A first step is to experiment with a small prototype run of 10 to 20 boards to determine whether or not all critical lead-free elements are in place to produce an accurate product. If an OEM has 10 different product lines each with three or four boards, there may be 40 to 60 PCBs that must transition to lead-free. In cases like this, the OEM may want to consider testing a sample of five boards to gain confidence with this transition process.

Time is of the essence because some leaded components are fast becoming obsolete.
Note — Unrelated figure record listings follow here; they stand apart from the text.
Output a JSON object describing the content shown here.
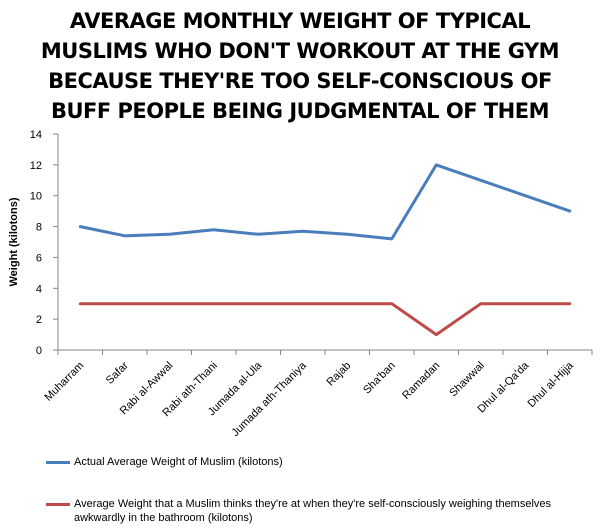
{
  "chart_data": {
    "type": "line",
    "title_lines": [
      "AVERAGE MONTHLY WEIGHT OF TYPICAL",
      "MUSLIMS WHO DON'T WORKOUT AT THE GYM",
      "BECAUSE THEY'RE TOO SELF-CONSCIOUS OF",
      "BUFF PEOPLE BEING JUDGMENTAL OF THEM"
    ],
    "ylabel": "Weight (kilotons)",
    "xlabel": "",
    "ylim": [
      0,
      14
    ],
    "yticks": [
      0,
      2,
      4,
      6,
      8,
      10,
      12,
      14
    ],
    "grid": false,
    "legend_position": "bottom",
    "categories": [
      "Muharram",
      "Safar",
      "Rabi al-Awwal",
      "Rabi ath-Thani",
      "Jumada al-Ula",
      "Jumada ath-Thaniya",
      "Rajab",
      "Sha'ban",
      "Ramadan",
      "Shawwal",
      "Dhul al-Qa'da",
      "Dhul al-Hijja"
    ],
    "series": [
      {
        "name": "Actual Average Weight of Muslim (kilotons)",
        "color": "#4a7ebb",
        "values": [
          8.0,
          7.4,
          7.5,
          7.8,
          7.5,
          7.7,
          7.5,
          7.2,
          12.0,
          11.0,
          10.0,
          9.0
        ]
      },
      {
        "name": "Average Weight that a Muslim thinks they're at when they're self-consciously weighing themselves awkwardly in the bathroom (kilotons)",
        "color": "#be4b48",
        "values": [
          3,
          3,
          3,
          3,
          3,
          3,
          3,
          3,
          1,
          3,
          3,
          3
        ]
      }
    ]
  }
}
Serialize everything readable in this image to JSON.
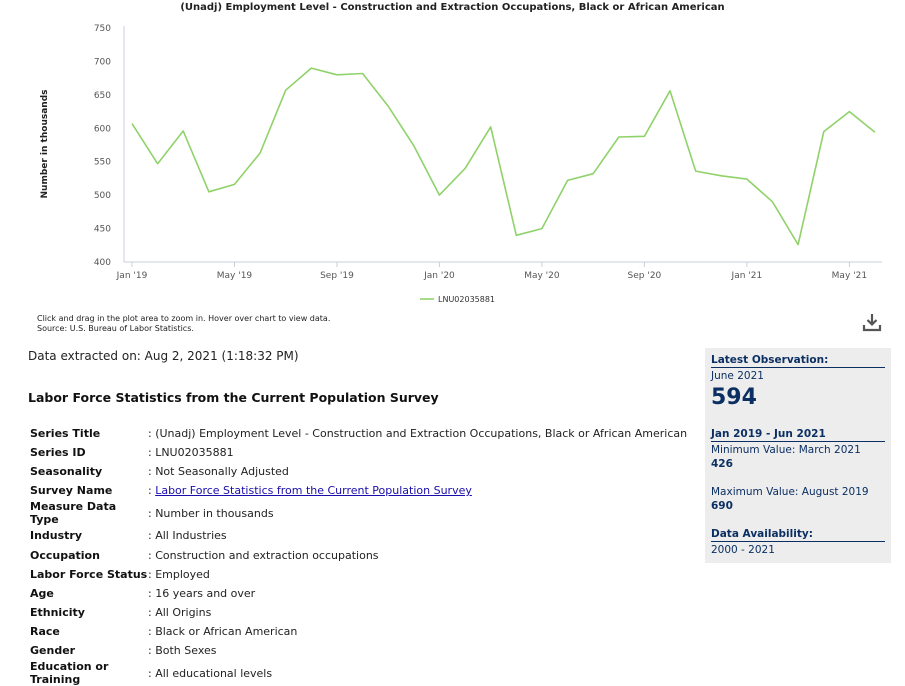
{
  "chart_data": {
    "type": "line",
    "title": "(Unadj) Employment Level - Construction and Extraction Occupations, Black or African American",
    "ylabel": "Number in thousands",
    "ylim": [
      400,
      750
    ],
    "yticks": [
      "750",
      "700",
      "650",
      "600",
      "550",
      "500",
      "450",
      "400"
    ],
    "xtick_labels": [
      "Jan '19",
      "May '19",
      "Sep '19",
      "Jan '20",
      "May '20",
      "Sep '20",
      "Jan '21",
      "May '21"
    ],
    "x": [
      "Jan 2019",
      "Feb 2019",
      "Mar 2019",
      "Apr 2019",
      "May 2019",
      "Jun 2019",
      "Jul 2019",
      "Aug 2019",
      "Sep 2019",
      "Oct 2019",
      "Nov 2019",
      "Dec 2019",
      "Jan 2020",
      "Feb 2020",
      "Mar 2020",
      "Apr 2020",
      "May 2020",
      "Jun 2020",
      "Jul 2020",
      "Aug 2020",
      "Sep 2020",
      "Oct 2020",
      "Nov 2020",
      "Dec 2020",
      "Jan 2021",
      "Feb 2021",
      "Mar 2021",
      "Apr 2021",
      "May 2021",
      "Jun 2021"
    ],
    "series": [
      {
        "name": "LNU02035881",
        "color": "#90d26a",
        "values": [
          607,
          547,
          596,
          505,
          516,
          563,
          657,
          690,
          680,
          682,
          633,
          574,
          500,
          540,
          602,
          440,
          450,
          522,
          532,
          587,
          588,
          656,
          536,
          529,
          524,
          490,
          426,
          595,
          625,
          594
        ]
      }
    ],
    "grid": false,
    "legend": "bottom-center"
  },
  "notes": {
    "line1": "Click and drag in the plot area to zoom in. Hover over chart to view data.",
    "line2": "Source: U.S. Bureau of Labor Statistics."
  },
  "download_icon": "download-icon",
  "extracted": "Data extracted on: Aug 2, 2021 (1:18:32 PM)",
  "section_title": "Labor Force Statistics from the Current Population Survey",
  "meta_rows": [
    {
      "key": "Series Title",
      "value": ": (Unadj) Employment Level - Construction and Extraction Occupations, Black or African American"
    },
    {
      "key": "Series ID",
      "value": ": LNU02035881"
    },
    {
      "key": "Seasonality",
      "value": ": Not Seasonally Adjusted"
    },
    {
      "key": "Survey Name",
      "value": "Labor Force Statistics from the Current Population Survey",
      "link": true
    },
    {
      "key": "Measure Data Type",
      "value": ": Number in thousands"
    },
    {
      "key": "Industry",
      "value": ": All Industries"
    },
    {
      "key": "Occupation",
      "value": ": Construction and extraction occupations"
    },
    {
      "key": "Labor Force Status",
      "value": ": Employed"
    },
    {
      "key": "Age",
      "value": ": 16 years and over"
    },
    {
      "key": "Ethnicity",
      "value": ": All Origins"
    },
    {
      "key": "Race",
      "value": ": Black or African American"
    },
    {
      "key": "Gender",
      "value": ": Both Sexes"
    },
    {
      "key": "Education or Training",
      "value": ": All educational levels"
    }
  ],
  "sidebar": {
    "latest_label": "Latest Observation:",
    "latest_period": "June 2021",
    "latest_value": "594",
    "range_label": "Jan 2019 - Jun 2021",
    "min_label": "Minimum Value: March 2021",
    "min_value": "426",
    "max_label": "Maximum Value: August 2019",
    "max_value": "690",
    "avail_label": "Data Availability:",
    "avail_value": "2000 - 2021"
  }
}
If certain designs call for maintaining these particular components, it is wise to buy sufficient inventory. But these are things OEMs cannot know until they do a pilot run and get a good handle on lead-free.

How different board finishes compare

The chart shows trade-offs associated with different finishes. Immersion silver and gold are expensive metal alloys. At production levels, these finishes could cost 5 to 10% extra, depending on the amount of exposed surfaces. Therefore, it's best from a cost-performance standpoint to select a finish that's cost justified in a particular medical electronics product. It is important to note that OSP cannot undergo more than two to three reflow cycles. If extra rework is required, surface mount pads on the OSP finish begin peeling off. Thus, OSP is not the best finish for rework. On the other hand, immersion silver or gold can undergo six to eight reflow cycles.